Questa novità nel fare cinema non è poi così nuova: negli anni cinquanta, infatti, vennero sperimentati alcuni sistemi per introdurre l’elemento olfattivo nella sala cinematografica. Ricordiamo, per esempio, l’aromarama per cui si diffondevano aromi nella sala attraverso gli impianti di areazione; l’odorama, cartoncini profumati distribuiti all’inizio dello spettacolo ad ogni spettatore e lo smell-o-vision, cioè dei tubi attaccati alle poltrone in cui lo spettatore avrebbe dovuto respirare. Questi esperimenti tecnologici non conobbero grande successo poiché distoglievano l’attenzione dal film. La NNT ha trovato un sistema rivoluzionario per promuovere l’innovazione senza sconvolgere gli equilibri tra spettatore e pellicola, nonché i precari equilibri del mercato economico.
Sembra che, merito dei costi ridotti, la NNT abbia applicato l’impianto anche ai lettori di casa e stia cercando di estendere la nuova esperienza olfattiva anche agli home video. Un bel salto di qualità. Nonostante ci sia chi non vede di buon occhio questa innovazione, il cinema ne può solo giovare. Basti pensare che dal cinema muto, cioè dalle sole immagini, si è passato al sonoro. Anche allora, qualcuno, avrò storto il naso.
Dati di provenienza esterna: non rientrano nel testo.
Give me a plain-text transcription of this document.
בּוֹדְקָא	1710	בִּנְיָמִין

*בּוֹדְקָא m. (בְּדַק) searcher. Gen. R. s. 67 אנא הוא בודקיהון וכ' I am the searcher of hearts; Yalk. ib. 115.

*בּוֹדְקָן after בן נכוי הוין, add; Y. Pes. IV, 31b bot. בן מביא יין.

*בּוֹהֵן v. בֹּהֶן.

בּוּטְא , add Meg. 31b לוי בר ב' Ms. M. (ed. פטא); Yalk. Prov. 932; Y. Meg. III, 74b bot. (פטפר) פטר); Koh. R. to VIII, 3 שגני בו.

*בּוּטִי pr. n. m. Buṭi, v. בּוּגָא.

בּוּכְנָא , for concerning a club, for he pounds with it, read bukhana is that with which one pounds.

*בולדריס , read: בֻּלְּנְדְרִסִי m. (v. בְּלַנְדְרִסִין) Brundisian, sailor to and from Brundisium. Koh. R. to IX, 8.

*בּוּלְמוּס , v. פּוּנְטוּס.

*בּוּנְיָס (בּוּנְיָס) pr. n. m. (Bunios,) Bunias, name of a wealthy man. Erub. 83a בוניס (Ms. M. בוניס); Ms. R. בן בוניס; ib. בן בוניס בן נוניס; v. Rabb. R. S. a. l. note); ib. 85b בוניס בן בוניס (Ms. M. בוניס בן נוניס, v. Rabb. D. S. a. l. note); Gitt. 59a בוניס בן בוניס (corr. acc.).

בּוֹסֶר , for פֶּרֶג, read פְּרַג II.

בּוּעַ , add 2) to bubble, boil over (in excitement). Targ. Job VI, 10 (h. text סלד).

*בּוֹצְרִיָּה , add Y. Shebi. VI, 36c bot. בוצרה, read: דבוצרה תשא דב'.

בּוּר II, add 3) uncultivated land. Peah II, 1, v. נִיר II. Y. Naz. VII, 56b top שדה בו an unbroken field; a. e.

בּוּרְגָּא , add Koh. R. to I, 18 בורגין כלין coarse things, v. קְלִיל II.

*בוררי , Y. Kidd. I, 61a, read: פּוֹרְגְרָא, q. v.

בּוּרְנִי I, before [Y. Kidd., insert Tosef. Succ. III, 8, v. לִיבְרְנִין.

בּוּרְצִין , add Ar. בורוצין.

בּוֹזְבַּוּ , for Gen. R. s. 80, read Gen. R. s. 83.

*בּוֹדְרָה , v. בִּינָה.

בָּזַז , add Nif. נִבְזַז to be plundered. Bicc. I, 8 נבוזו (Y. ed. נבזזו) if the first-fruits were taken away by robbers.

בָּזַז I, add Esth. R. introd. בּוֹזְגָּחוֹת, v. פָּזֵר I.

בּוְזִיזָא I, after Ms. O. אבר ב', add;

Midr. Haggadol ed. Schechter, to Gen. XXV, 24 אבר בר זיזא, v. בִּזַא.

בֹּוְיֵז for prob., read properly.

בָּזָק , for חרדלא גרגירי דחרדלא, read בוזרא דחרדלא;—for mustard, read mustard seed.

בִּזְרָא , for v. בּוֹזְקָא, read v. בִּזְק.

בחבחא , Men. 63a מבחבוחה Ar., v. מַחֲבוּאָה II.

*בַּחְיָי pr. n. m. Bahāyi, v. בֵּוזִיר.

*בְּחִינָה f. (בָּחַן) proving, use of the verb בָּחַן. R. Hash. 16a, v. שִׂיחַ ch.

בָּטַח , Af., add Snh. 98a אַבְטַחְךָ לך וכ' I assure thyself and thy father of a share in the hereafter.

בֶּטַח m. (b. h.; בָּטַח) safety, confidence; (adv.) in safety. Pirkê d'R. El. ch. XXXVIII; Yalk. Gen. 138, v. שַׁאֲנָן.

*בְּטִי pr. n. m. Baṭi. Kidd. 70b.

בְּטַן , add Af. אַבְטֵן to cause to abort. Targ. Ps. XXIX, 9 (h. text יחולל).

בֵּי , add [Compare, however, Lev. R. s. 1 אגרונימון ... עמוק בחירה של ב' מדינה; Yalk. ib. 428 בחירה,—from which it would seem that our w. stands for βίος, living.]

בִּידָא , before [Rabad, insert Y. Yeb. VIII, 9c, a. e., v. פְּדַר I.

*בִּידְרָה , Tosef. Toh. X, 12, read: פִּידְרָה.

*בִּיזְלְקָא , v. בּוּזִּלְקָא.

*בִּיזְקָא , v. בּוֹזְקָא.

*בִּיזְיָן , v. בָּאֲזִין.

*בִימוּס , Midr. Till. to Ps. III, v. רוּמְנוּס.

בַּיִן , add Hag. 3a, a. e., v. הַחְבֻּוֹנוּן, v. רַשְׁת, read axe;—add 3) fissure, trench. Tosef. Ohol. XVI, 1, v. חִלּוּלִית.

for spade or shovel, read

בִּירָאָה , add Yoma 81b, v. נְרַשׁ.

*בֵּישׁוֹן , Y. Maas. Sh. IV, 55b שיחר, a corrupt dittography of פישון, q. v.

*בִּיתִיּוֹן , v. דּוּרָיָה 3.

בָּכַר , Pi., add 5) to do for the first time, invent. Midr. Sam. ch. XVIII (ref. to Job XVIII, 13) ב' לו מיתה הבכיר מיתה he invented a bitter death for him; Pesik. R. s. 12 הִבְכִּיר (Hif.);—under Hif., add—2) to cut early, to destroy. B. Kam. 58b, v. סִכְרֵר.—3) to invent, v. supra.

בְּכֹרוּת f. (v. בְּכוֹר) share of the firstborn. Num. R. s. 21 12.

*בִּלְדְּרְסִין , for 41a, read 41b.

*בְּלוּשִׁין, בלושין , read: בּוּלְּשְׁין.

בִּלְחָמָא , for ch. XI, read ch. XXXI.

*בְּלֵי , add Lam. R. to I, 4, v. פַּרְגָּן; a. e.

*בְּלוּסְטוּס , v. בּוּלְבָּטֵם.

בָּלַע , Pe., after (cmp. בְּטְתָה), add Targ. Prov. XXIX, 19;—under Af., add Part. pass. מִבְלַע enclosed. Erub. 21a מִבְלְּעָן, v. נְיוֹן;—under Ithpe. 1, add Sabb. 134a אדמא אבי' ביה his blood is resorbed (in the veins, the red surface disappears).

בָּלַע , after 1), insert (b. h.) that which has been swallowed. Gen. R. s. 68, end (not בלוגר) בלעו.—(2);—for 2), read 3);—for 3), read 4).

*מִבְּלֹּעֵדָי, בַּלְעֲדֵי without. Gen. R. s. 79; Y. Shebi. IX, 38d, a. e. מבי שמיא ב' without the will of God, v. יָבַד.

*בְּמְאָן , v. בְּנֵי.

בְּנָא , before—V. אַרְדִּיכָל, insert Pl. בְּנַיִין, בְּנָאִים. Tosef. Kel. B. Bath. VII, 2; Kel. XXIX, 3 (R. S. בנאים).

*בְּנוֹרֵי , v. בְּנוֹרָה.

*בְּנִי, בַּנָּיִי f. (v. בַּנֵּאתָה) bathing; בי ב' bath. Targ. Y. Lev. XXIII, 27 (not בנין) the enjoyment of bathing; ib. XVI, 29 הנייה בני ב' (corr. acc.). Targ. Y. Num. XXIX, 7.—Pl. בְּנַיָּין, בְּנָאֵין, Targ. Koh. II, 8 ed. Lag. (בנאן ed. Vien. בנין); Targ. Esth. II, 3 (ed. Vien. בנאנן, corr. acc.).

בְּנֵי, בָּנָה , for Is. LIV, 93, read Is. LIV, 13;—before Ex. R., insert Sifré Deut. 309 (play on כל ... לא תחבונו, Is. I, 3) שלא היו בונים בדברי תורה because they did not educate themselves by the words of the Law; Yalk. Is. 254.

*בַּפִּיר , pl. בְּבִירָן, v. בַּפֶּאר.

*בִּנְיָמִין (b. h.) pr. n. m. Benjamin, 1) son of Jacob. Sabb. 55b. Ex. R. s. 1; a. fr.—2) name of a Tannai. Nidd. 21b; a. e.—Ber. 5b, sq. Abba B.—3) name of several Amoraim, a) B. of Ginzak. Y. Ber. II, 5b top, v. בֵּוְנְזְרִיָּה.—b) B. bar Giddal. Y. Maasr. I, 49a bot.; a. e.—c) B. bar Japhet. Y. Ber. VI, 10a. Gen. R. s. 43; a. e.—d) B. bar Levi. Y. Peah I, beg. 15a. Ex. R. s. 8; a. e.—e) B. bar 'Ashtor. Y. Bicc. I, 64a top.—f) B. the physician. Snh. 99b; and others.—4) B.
Ma il tempo passa e porta dietro di sé le innovazioni. In quanto tali, sono inarrestabili. La virtualizzazione del reale oppure una realizzazione del virtuale, non si può star qui a fare disquisizioni in merito. Non è il tempo giusto, bisogna lasciare che trascorra altro tempo, in modo che la novità venga metabolizzata e sedimenti; solo allora si potrà tirare le somme in proposito.
Non sembra, apparentemente, un’idea demoniaca come la critica vuol farla apparire. Trecentosessanta gradi sempre più completi. Perché no? I contro, come ci sono in ogni cosa, sono anche qui: la virtualizzazione è un processo che reca in sé i semi del pericolo. A livello etico e sociale, si intenda. Non certo per una proiezione cinematografica. E, benché nessuno abbia da lamentarsi nel campo della società o della politica per questo continuo delegare ad altri, ne hanno a polemizzare con il cinema. Come a volerci ricordare che anche le pulci hanno la tosse: basta con le polemiche a tutti i costi.
Qualcuno ha detto che la realtà è la migliore rappresentazione di se stessa: il tentativo di essere realistica e plausibile spinge a cercare nuovi sbocchi, per non arenarci nel fatidico –e fatale- già visto. Inoltre, coinvolgere i sensi, perfettamente inserito in questo nuovo modo di intendere la vita, nel connubio inscindibile tra mente e corpo, può essere una buona direzione verso cui muoversi. Siamo all’alba di un nuovo mondo: “Il Nuovo Mondo” di Malick potrebbe esserne la conferma.